In base alle informazioni di intelligence, attualmente l’ala sudanese di Al Qaeda conterebbe su diverse centinaia di militanti divisi in almeno tre campi di addestramento. La zona dove sono i campi non è stata scelta a caso. Infatti lo Stato di Kassala è il punto da dove passano tutti i traffici di armi che dall’Eritrea arrivano in Sudan e dove i controlli internazionali sono praticamente assenti, lontano (ma non troppo) dallo Stato di Read Sea (dove c’è Port Sudan) da mesi sotto attenzione per le partite di armi sudanesi dirette a Gaza.
L’ala sudanese di Al Qaeda conterebbe sull’appoggio incondizionato sia del Presidente/dittatore, Omar al-Bashir, che del suo principale nemico politico, Hassan al-Turabi il quale, va ricordato, era amico personale di Osama Bin laden e al quale aveva offerto rifugio in Sudan per molti anni. Negli ultimi mesi Turabi avrebbe limitato gli attacchi e le critiche al regime proprio grazie all’approvazione da parte di Bashir della costituzione in Sudan di un’ala di Al Qaeda.

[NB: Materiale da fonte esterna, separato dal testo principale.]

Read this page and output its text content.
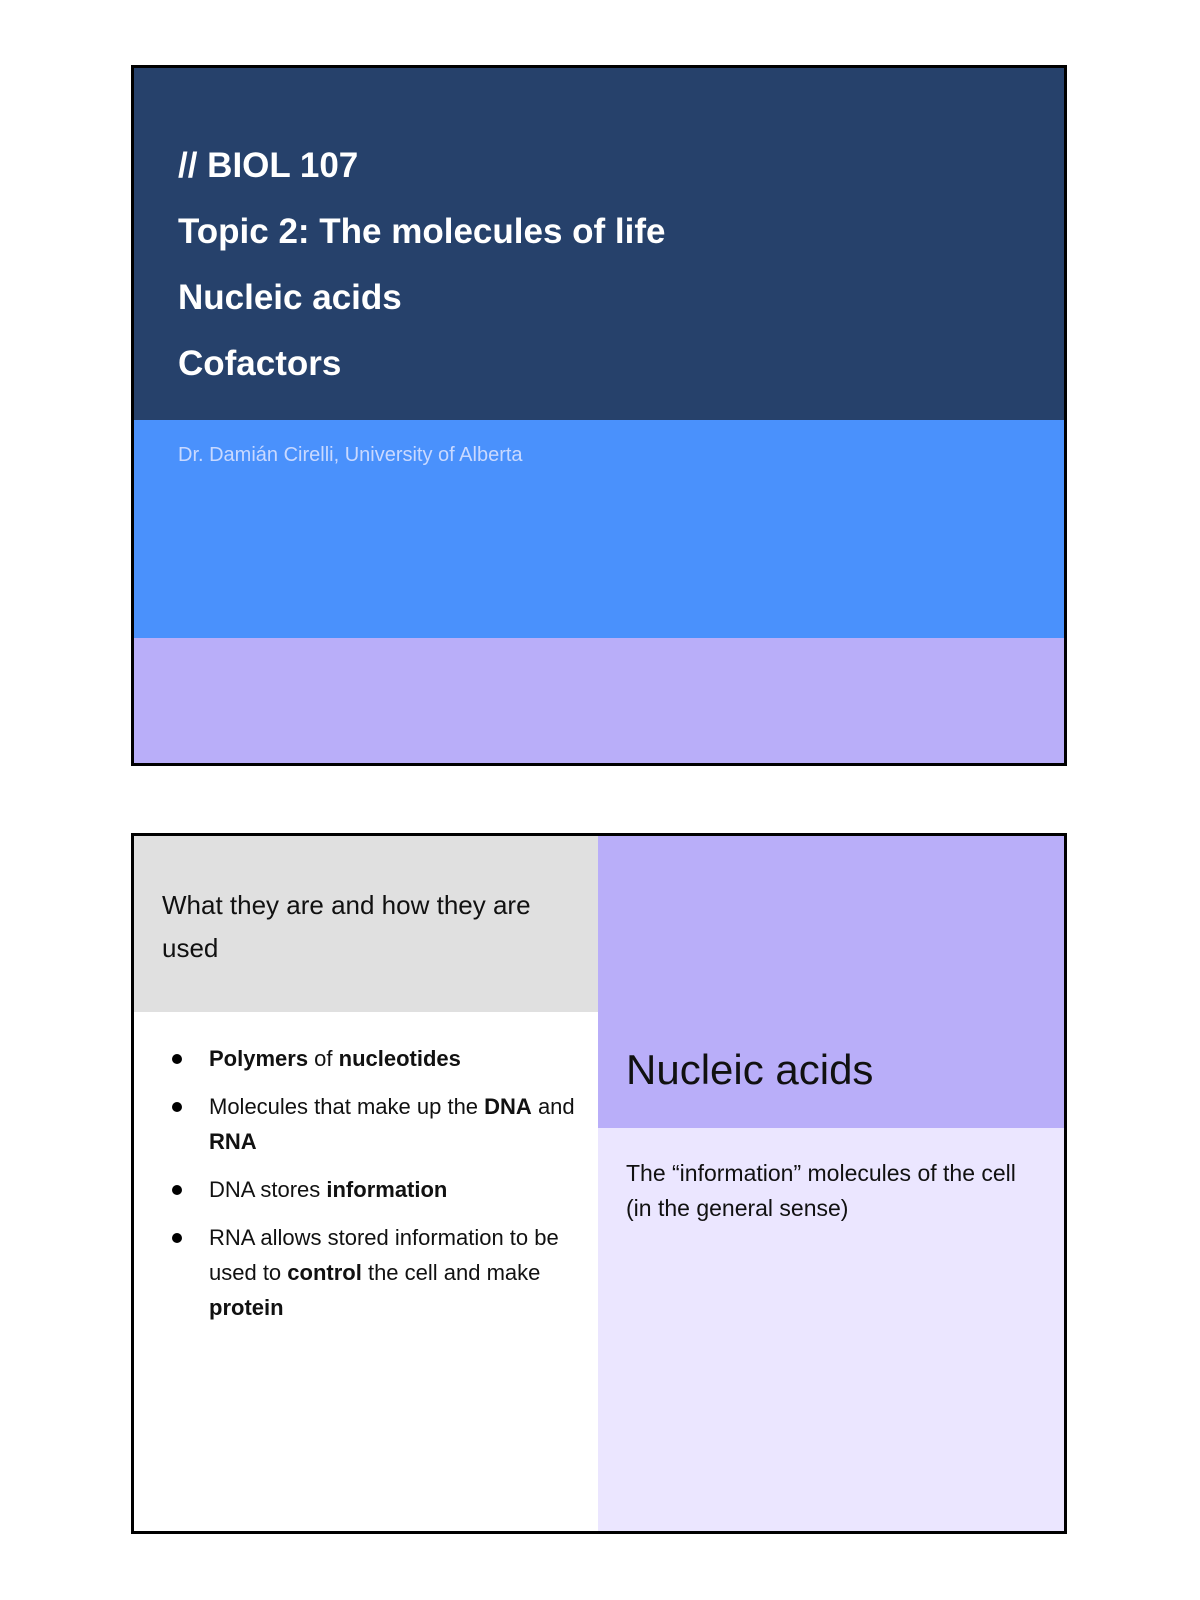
// BIOL 107
Topic 2: The molecules of life
Nucleic acids
Cofactors
Dr. Damián Cirelli, University of Alberta
What they are and how they are used
Polymers of nucleotides
Molecules that make up the DNA and RNA
DNA stores information
RNA allows stored information to be used to control the cell and make protein
Nucleic acids

The “information” molecules of the cell (in the general sense)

I miliziani di “Al Qaeda in Sudan” sarebbero dietro alla strage di civili avvenuta il 30 maggio nel villaggio di Warguet nello Stato del Northern Bahr el Ghazal che ha provocato la morte di 64 persone attribuita in un primo momento all’esercito di Khartoum. Testimoni locali hanno riferito invece che ad attaccare sono stati uomini arabi che si sono identificati come membri del “gruppo Muhammad Salim” il che dimostrerebbe che i terroristi agiscono in tutto il territorio sudanese vista la lontananza dalla loro base. E’ chiara quindi l’intenzione del regime sudanese di usare i membri di Al Qaeda per alzare la tensione con il Sud Sudan. Peraltro va detto che fu proprio Bara’a Muhammad Salim a pronunciare parole di fuoco contro l’indipendenza del Sud Sudan, parole poi approvate in toto da Turabi che annunciò una Jihad per riprendersi “la terra sudanese rubata dai cristiani” (il Sud Sudan appunto). A ulteriore conferma di questa ipotesi ci sarebbe l’appoggio dato ai terroristi (che si muovo a bordo di jeep tecniche in stile somalo) dall’aviazione sudanese che negli ultimi due giorni ha bombardato ripetutamente i villaggi di Majak Woi e Kiirkou (sempre in Northern Bahr el Ghazal) dove ad opporsi ai terroristi ci sono militari del Sud Sudan.
Questa evoluzione sudanese preoccupa fortemente. Il Sudan è sempre stato un porto franco per Al Qaeda ma ora sembra diventato una base stabile. Oltretutto l’ingresso prepotente dei terroristi nel conflitto (ancora a bassa intensità) con il Sud Sudan porta un ulteriore motivo di profonda preoccupazione. Al Qaeda si vuole riprendere con la forza l’unico lembo di terra africana sottratto dai cristiani all’islam fondamentalista e questo il mondo libero non lo può permettere.